Les leviers digitaux permettent-ils encore à une marque - une marque grand public s'entend - d'exister ? A l'heure où les budgets de communication sont plus que jamais investis sur le numérique, la question peut surprendre. Et pourtant, les grandes tendances technologiques à venir, mais également certaines des politiques courtermistes des GAFA, rendent cette interrogation légitime. Comment une marque peut-elle concrètement exister, voire émerger, auprès de sa clientèle à l'heure de la raréfaction de l'attention et de la restriction des espaces d'expression digitaux ?


Sur Internet, les marques manquent de place !

C’est paradoxal. Nous sommes connectés en quasi permanence au Net, majoritairement via notre smartphone, et pourtant il devient plus difficile pour les marques de nous parler réellement par ce canal.

D’abord, parce que le Net est devenu avant tout une plateforme publicitaire. On ne réécrira pas l’histoire, mais l’émergence des GAFA – Google et Facebook en priorité – a solidement ancré le Web dans un modèle économique de l’attention. Ce qui se monnaie aujourd’hui sur le Net, c’est la même chose que ce que TF1 vendait à ses annonceurs il y a 20 ans : du temps de cerveau disponible. Seuls les formats et les moyens de mesurer ce temps de cerveau ont changé.

Sur le Web, ce sont avant tout les clics et les interactions (vues d’une vidéo, likes, partages…) qui servent de monnaie d’échange entre les GAFA et les annonceurs. Google génère 99% de ses revenus grâce à l’affichage publicitaire – AdWords principalement, et un peu YouTube. Pour Facebook, ces sont 100% qui sont générés par l’achat d’espace sur les pages du réseau social… Rien d’étonnant au vu de cette dépendance que les plateformes favorisent les emplacements publicitaires et essaient de réduire la visibilité « gratuite » des marques. Ça a été le cas pour Google quand le moteur a définitivement adopté une page de résultat positionnant 4 annonces AdWords en première position. C’est le cas pour Facebook depuis le début de l’année avec l’annonce de la séparation du fil « Amis » et du fil « Pages ». Le jeu est simple : faire en sorte que la visibilité d’une entreprise sur ces plateformes passe forcément par une forme de rétribution.

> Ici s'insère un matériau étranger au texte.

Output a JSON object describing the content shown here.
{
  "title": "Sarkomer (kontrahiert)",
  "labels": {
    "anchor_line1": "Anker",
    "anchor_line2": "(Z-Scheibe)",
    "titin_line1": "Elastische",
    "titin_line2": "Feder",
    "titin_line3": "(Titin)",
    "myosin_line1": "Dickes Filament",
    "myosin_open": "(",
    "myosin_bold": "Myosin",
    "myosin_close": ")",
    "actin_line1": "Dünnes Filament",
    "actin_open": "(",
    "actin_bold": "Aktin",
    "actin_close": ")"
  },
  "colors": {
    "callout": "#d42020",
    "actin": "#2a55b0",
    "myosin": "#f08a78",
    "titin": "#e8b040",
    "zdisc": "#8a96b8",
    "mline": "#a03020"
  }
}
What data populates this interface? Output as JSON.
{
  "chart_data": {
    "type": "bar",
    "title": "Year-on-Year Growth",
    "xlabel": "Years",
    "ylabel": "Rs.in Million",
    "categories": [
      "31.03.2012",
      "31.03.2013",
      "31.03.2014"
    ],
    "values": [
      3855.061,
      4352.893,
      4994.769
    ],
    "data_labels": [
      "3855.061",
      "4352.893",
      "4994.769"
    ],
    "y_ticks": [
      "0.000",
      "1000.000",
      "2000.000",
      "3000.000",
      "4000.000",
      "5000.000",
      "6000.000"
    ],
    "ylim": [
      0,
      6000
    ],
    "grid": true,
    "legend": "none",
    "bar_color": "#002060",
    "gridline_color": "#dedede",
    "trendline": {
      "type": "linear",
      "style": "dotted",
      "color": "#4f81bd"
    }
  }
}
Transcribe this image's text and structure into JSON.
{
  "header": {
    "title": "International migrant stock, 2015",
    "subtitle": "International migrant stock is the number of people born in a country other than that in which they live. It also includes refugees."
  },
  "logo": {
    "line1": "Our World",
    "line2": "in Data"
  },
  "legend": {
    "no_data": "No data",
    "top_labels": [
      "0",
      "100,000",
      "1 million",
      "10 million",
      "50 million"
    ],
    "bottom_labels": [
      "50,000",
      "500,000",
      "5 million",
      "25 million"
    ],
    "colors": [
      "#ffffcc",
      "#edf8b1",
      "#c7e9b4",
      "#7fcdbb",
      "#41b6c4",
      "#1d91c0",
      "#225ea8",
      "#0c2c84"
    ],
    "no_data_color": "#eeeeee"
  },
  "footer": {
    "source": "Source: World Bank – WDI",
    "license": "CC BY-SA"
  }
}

La tension publicitaire s'est faite de plus en plus grande au fur et à mesure que notre attention s’est réduite au cours des dernières années. Dans une étude assez caricaturale, Microsoft révélait il y a quelques années que notre temps d’attention moyen était de 8 secondes, soit une seconde de moins que celui du poisson rouge. Nous sommes donc concentré 8 secondes sur un contenu avant de penser à autre chose ou d’être distrait par une notification ou un autre contenu. On comprend que dans ces conditions les plateformes qui réunissent plus de 80% des internautes cherchent à rentabiliser l’attention qu’ils génèrent, et cherchent en même temps à captiver les internautes. L’attention, l’audience est une monnaie rare sur laquelle on peut faire sa fortune.

Internet, un territoire d’expression publique

Et puis, la démocratisation des outils numériques n’a pas fait qu’ouvrir des bassins d’audience potentiels pour les marques, elle a aussi libéré une horde de concurrents plus ou moins directs. Ce qu’on pourrait appeler le Syndrome de l’Agora.